Interestingly King Henry (James Atherton) isn’t featured much in the play, the story is predominantly about Anne and her social-climbing family, controlled by their uncle, the odious Duke of Norfolk (Andrew Woodall) and their mother Lady Elizabeth (Alex Kingston).

In a time in history when your position was determined by favours bestowed by royalty, the play opens with Mary Boleyn (Anne’s sister) already established as the King’s mistress and the mother to his illegitimate daughter. Queen Katherine (Kemi-Bo Jacobs) is aware of the affair but as Mary is already married, she poses little threat. The situation changes when during Mary’s second pregnancy, her sister Anne woos the King to keep his attention on the Boleyn family and a new plan is born, for Anne to take Katherine’s place as queen.

There are very strong performances throughout, especially from Kingston and Woodall who use the Boleyn siblings Mary (Lucy Phelps) Anne (Freya Mavor) and George (James Corrigan) as pawns to further the family name.
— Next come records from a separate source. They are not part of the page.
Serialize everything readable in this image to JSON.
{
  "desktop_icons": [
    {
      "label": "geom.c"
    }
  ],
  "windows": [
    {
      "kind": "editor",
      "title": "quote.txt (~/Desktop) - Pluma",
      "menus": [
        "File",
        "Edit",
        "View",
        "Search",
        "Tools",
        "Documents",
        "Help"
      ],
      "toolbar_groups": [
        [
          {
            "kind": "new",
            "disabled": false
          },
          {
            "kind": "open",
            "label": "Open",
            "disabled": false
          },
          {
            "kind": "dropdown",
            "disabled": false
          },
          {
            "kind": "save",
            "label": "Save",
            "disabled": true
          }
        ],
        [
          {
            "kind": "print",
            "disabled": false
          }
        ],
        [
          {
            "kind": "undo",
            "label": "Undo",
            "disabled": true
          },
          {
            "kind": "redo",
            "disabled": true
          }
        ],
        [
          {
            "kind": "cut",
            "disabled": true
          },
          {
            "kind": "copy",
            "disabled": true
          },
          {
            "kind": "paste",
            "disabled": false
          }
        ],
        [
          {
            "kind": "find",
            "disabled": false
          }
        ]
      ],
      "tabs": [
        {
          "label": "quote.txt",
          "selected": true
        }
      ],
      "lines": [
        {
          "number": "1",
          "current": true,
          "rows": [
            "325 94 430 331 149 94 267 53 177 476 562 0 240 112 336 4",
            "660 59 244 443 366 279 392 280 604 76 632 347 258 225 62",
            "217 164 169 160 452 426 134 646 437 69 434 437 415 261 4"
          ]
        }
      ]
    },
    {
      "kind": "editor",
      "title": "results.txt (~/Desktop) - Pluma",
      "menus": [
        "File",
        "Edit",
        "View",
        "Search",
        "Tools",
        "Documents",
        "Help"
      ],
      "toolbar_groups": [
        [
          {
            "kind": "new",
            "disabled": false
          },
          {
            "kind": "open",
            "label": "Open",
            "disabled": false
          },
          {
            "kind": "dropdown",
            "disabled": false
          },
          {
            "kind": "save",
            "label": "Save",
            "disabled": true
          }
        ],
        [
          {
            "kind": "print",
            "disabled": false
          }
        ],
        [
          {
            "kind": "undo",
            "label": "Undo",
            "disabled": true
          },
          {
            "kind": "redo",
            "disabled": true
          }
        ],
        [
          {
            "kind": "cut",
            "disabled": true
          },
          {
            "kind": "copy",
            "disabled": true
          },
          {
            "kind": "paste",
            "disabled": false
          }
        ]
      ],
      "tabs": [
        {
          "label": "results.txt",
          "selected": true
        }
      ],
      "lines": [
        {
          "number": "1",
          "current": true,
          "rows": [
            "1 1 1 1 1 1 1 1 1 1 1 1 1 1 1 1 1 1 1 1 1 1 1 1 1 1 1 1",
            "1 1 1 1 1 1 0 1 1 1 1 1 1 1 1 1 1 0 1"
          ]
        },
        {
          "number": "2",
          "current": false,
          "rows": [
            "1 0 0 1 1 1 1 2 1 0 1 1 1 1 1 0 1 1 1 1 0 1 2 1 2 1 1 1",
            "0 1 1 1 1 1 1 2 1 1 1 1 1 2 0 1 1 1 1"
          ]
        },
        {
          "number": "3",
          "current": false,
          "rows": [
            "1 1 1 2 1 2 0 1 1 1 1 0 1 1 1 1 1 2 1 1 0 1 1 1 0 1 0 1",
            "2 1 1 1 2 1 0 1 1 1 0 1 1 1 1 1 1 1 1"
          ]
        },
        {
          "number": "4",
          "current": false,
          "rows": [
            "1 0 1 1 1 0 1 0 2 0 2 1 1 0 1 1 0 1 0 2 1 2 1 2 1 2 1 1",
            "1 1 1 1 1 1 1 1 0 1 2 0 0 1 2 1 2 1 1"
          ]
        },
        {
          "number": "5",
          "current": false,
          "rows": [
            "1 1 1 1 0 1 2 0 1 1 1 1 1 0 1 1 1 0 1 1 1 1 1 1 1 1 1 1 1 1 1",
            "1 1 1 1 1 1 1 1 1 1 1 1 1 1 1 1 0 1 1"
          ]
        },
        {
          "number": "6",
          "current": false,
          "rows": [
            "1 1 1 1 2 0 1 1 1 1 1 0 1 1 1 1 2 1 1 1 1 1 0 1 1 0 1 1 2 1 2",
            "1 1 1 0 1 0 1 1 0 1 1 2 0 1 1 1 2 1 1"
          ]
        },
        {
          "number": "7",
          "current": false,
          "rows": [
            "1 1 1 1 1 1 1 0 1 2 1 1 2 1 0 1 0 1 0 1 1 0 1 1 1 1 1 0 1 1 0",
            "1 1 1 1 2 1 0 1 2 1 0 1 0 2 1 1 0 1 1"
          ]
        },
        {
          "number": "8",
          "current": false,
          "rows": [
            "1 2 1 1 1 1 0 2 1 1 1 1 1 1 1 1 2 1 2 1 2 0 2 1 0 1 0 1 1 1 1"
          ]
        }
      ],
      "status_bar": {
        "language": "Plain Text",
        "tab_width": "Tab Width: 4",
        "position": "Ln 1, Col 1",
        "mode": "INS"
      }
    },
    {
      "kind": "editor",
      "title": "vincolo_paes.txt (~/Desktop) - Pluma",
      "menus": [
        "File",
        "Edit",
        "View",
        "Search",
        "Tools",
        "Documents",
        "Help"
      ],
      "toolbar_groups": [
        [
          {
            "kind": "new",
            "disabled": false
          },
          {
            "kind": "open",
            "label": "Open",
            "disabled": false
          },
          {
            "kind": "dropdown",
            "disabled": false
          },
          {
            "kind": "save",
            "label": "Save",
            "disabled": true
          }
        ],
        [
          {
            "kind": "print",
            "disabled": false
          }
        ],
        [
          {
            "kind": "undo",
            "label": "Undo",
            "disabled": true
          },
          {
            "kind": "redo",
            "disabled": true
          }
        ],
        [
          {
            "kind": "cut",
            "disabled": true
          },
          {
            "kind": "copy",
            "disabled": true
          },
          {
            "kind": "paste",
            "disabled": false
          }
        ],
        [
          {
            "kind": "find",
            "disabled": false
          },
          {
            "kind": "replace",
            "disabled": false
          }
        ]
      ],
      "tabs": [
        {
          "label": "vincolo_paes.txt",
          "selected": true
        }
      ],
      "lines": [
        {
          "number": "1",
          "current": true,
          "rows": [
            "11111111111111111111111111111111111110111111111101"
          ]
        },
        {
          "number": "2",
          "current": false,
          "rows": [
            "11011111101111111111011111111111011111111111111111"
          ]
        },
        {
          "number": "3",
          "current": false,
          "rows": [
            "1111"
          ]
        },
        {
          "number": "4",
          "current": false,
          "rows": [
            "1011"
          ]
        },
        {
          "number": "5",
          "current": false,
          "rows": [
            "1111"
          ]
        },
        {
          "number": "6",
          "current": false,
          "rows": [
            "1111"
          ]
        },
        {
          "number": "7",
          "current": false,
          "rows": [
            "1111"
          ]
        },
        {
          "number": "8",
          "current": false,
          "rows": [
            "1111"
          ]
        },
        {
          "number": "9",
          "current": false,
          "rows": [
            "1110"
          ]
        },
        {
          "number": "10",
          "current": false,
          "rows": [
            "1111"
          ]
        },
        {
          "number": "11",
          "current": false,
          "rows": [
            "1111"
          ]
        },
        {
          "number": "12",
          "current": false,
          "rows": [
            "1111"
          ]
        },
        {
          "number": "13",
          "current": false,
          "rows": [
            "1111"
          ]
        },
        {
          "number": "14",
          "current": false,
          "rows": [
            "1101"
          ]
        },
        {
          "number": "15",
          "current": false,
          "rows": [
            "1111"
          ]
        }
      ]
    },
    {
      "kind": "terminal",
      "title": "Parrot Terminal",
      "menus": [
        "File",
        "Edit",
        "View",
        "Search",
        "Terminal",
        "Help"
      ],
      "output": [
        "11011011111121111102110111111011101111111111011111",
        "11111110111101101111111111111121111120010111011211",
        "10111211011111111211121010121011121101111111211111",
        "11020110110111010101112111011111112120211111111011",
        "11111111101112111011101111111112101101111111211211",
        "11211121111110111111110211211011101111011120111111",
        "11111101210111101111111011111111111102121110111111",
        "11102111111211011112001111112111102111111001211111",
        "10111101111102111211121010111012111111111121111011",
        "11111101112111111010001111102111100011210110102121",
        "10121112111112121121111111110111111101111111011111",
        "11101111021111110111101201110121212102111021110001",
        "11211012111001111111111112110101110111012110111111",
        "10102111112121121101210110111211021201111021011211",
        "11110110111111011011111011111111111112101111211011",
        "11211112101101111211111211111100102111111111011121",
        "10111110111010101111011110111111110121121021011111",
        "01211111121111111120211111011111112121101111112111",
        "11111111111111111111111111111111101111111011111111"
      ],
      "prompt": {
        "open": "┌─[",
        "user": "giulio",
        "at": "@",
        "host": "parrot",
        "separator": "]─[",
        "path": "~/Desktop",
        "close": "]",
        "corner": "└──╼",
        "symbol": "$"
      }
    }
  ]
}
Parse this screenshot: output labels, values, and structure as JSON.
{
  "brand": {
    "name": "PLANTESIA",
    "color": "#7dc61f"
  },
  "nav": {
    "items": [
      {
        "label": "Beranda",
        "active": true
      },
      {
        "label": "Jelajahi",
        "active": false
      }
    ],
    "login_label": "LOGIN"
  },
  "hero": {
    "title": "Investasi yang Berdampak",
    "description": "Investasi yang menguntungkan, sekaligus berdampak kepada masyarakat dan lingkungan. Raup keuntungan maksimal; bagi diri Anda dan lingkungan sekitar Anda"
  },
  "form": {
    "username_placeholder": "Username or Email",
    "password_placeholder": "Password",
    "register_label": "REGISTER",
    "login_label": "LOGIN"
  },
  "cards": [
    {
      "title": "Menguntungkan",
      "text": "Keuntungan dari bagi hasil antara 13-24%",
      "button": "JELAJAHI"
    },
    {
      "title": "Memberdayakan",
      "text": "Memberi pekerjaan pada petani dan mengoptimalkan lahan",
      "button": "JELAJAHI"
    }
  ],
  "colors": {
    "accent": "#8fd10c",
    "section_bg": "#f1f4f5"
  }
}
Phelps plays easily the most likeable of the family, her portrayal of Mary Boleyn is passionate and heartfelt as she juggles the demands of her family against her desire to escape court and lead a quiet life with her children. Anne, of course is a different kettle of fish and Mavor’s delivery of this sharp brained, enterprising young lady is en pointe, you admire and loathe her in equal measures. The character of George is more complex, not least his sexuality. Poulton’s script leaves us in no doubt that his actions contribute to his and ultimately Anne’s tragic fate.

Although the play is three hours long, director Lucy Bailey keeps the audience interested, the set is stark with the few props yet Chris Davey lighting design and Dick Straker‘s projections create atmosphere and intrigue. A shout out to the musicians and singers too, the accompanying music gave a unusual Tudor flavour.

Was it accurate? Not really, but there were elements of truth in there, and how many embellishments have we had of this story. The other Boleyn girl was highly enjoyable and expertly executed (pardon the pun). It is well worth seeing

Running at Chichester Festival Theatre until May 11th.